The Congressional Budget Office (CBO) just released its long-term outlook for the federal budget. As expected, we are going broke slightly faster than we were a few months ago.
No doubt the usual bigger-government types will use this news to repeat the mantra that we need to both cut spending and “enhance revenues” (a thinly veiled euphemism for tax hikes). Treasury Secretary Timothy Geithner used this oft-repeated line just this week.
But their argument is exactly backwards. The CBO report actually once again proves that no tax hikes are necessary to fix our budget woes.
The CBO calculates that if Congress leaves the tax code as it is today—which would include permanently extending the 2001/2003 tax cuts for all taxpayers (even those greedy, job-producing rich folks and small businesses), patching the alternative minimum tax so it does not impact middle-income families, and continuing a host of other tax-reducing provisions that regularly expire—tax revenues would exceed their historical average of 18 percent of GDP in 2021. Revenue would continue growing thereafter absent any policy changes and soon surpass the all-time record high hit back in 2000 at the height of the Internet-tech boom.
Earlier CBO reports show (and this latest release confirms) that revenue would actually match the 18 percent of GDP mark by 2017 and could get there even sooner.
Renewed economic growth—once it finally takes hold—is the reason tax revenues will shoot up in the coming years.

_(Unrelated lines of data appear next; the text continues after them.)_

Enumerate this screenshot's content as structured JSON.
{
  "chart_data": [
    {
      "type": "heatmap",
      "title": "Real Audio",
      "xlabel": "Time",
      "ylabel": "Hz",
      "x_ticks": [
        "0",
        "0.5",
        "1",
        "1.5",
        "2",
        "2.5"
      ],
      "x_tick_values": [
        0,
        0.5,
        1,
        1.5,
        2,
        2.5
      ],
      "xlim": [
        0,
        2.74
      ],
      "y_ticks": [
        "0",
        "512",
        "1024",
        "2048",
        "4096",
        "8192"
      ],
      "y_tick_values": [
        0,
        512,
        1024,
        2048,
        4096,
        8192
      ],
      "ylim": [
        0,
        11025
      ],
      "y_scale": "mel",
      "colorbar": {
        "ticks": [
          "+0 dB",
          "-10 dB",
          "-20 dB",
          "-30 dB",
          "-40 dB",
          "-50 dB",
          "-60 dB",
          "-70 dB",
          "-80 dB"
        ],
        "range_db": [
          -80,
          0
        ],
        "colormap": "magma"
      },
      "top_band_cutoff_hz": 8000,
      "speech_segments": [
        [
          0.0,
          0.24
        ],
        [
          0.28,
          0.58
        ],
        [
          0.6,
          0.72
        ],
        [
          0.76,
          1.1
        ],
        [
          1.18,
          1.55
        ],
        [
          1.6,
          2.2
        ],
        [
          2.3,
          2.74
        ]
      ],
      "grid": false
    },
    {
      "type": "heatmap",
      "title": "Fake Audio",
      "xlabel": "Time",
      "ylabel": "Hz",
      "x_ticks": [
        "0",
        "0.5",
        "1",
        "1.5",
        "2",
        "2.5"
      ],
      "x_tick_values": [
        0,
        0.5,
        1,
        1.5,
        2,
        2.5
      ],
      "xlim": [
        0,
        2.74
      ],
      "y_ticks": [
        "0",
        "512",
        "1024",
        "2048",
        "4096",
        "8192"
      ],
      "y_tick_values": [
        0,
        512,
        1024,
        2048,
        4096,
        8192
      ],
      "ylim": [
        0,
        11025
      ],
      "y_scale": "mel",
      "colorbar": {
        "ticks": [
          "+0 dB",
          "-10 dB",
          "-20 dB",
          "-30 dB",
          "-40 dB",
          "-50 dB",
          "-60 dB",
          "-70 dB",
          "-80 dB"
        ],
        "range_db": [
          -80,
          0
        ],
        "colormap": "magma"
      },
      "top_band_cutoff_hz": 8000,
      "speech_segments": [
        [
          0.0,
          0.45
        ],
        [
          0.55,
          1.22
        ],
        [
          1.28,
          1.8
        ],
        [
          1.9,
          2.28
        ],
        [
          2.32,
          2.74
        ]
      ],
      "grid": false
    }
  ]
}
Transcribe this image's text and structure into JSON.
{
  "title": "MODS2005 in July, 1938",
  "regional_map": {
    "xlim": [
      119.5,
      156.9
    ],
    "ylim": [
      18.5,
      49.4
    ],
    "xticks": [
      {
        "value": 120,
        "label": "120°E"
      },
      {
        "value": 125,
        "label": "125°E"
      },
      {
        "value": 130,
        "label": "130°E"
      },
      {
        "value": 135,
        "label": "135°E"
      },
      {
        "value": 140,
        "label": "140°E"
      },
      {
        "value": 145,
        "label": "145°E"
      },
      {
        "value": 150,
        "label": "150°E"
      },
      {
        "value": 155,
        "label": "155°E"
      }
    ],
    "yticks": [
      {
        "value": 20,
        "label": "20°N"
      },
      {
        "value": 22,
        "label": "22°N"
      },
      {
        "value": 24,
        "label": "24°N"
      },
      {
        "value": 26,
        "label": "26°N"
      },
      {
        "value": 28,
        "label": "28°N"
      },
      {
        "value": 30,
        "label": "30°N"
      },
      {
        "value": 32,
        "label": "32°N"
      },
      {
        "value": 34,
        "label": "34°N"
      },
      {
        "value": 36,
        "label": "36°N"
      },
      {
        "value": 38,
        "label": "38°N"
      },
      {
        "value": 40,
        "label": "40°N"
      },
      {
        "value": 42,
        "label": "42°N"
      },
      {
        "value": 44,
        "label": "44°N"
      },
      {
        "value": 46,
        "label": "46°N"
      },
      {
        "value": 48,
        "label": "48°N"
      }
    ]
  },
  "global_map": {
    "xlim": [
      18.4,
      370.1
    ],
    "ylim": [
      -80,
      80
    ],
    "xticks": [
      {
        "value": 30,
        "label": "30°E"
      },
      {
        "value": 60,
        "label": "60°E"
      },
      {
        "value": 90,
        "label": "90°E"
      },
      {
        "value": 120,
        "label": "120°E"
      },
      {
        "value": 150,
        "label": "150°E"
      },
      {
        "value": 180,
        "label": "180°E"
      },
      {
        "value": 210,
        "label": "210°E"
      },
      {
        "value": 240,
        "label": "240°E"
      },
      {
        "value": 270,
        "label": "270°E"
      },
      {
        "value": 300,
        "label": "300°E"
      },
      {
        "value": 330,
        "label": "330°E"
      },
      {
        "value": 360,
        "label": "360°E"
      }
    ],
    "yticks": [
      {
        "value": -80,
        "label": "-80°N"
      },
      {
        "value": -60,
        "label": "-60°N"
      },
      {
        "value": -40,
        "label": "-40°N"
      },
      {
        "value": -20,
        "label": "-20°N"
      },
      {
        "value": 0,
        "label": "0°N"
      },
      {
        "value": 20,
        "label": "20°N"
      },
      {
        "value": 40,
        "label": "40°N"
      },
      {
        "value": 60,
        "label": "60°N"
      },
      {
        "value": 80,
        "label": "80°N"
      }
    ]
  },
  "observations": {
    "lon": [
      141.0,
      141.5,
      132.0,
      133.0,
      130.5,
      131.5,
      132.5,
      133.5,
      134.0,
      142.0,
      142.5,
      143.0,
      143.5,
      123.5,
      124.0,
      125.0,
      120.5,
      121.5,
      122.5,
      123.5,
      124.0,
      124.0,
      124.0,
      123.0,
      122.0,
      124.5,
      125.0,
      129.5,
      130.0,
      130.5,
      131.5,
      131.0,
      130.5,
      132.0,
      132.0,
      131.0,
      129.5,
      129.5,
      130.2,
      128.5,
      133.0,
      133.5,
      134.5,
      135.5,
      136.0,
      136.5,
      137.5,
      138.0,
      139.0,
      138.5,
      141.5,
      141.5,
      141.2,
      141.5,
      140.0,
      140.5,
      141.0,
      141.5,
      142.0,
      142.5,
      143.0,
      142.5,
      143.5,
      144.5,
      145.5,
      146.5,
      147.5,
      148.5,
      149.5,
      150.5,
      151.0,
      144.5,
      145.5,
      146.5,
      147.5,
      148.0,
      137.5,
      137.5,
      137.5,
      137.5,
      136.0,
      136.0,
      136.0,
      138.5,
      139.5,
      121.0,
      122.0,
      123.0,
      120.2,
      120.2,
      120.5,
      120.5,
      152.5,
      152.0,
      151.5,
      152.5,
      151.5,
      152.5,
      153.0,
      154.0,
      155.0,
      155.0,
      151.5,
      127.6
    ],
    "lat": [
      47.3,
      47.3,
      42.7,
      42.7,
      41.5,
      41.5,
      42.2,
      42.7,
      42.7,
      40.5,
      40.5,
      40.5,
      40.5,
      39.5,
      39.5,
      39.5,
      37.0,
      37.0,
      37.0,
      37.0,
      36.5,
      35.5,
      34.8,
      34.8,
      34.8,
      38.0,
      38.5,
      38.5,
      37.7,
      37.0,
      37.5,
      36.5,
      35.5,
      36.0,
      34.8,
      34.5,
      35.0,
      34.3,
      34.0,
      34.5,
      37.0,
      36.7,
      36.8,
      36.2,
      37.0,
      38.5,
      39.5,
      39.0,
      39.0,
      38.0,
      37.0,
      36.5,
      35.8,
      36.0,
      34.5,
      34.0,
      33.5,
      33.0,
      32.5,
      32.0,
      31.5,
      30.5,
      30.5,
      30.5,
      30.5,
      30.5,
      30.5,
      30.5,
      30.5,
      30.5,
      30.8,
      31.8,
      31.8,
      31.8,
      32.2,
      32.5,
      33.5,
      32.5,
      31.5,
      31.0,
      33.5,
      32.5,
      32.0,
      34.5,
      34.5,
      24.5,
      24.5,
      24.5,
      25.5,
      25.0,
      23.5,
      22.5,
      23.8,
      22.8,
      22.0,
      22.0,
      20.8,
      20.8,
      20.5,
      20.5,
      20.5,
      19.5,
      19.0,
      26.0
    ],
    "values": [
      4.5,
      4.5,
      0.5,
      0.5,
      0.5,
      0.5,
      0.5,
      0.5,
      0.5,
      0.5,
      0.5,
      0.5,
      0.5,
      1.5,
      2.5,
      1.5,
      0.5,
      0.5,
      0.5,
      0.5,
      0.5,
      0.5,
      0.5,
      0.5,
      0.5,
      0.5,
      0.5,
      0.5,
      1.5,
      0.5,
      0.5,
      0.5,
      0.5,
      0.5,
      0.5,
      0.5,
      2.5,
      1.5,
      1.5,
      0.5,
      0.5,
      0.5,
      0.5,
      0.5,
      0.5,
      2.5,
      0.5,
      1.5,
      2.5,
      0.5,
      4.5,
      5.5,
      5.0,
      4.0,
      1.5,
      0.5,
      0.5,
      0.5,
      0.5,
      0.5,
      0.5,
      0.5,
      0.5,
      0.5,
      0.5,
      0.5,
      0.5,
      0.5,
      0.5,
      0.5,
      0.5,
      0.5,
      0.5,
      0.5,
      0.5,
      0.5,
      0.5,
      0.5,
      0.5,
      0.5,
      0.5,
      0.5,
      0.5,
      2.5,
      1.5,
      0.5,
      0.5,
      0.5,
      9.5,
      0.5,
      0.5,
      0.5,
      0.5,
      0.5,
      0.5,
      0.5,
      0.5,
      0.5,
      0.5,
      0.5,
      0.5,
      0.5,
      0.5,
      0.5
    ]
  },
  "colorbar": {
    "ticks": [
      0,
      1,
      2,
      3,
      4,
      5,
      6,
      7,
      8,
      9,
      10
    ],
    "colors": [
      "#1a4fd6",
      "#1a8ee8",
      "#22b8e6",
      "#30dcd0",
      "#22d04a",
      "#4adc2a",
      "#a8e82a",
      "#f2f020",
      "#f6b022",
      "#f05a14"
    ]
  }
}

Faster growth means that taxpayers earn more income and move into higher tax brackets. Faster growth also means that there are more taxpayers than before.
The impending rebound in tax revenues seen in the CBO data also rebuts the argument that “taxes as a percentage of GDP are at their lowest levels since 1950.” It has been repeated most recently by Fareed Zakaria.
These low tax receipts have nothing to do with changes in policy, like lower tax rates, as those making this argument would have us believe. Tax revenues are low compared to their historical averages, but that has everything to do with a terrible recession and a worse-than-anemic recovery that has repressed incomes and driven millions to the unemployment lines.
Conveyors of the wrongheaded wisdom about the necessity of tax hikes are trying to convince the American people that there is just no way to lower the deficit with spending cuts alone, that some tax hikes are necessary in any “reasonable” plan.
Higher taxes are not a mathematical necessity. They are a choice Washington politicians would make to expand the size of government. After all, history has shown us that Congress rarely if ever uses revenue from tax hikes to lower the deficit. Rather, it uses the money on new or expanded big-government programs. And tax hikes now would further harm job creation.
The reality is that hikes are not necessary to fix the budget. If Congress restrained spending to its historical level of 20 percent of GDP (rather than the bloated 25 percent that President Obama’s budget aspires for), the deficit would fall to manageable levels as revenues climb, and the national debt would stabilize as a share of the economy.
It is all about the spending, and no amount of reiterating false claims about plunging tax revenue can change that. Washington has spent us into this budget hole and wants more of our money to fill the void they’ve created. It is time they realize they’ll be getting plenty of our money in the coming years, and the only way out of this mess is to cut spending.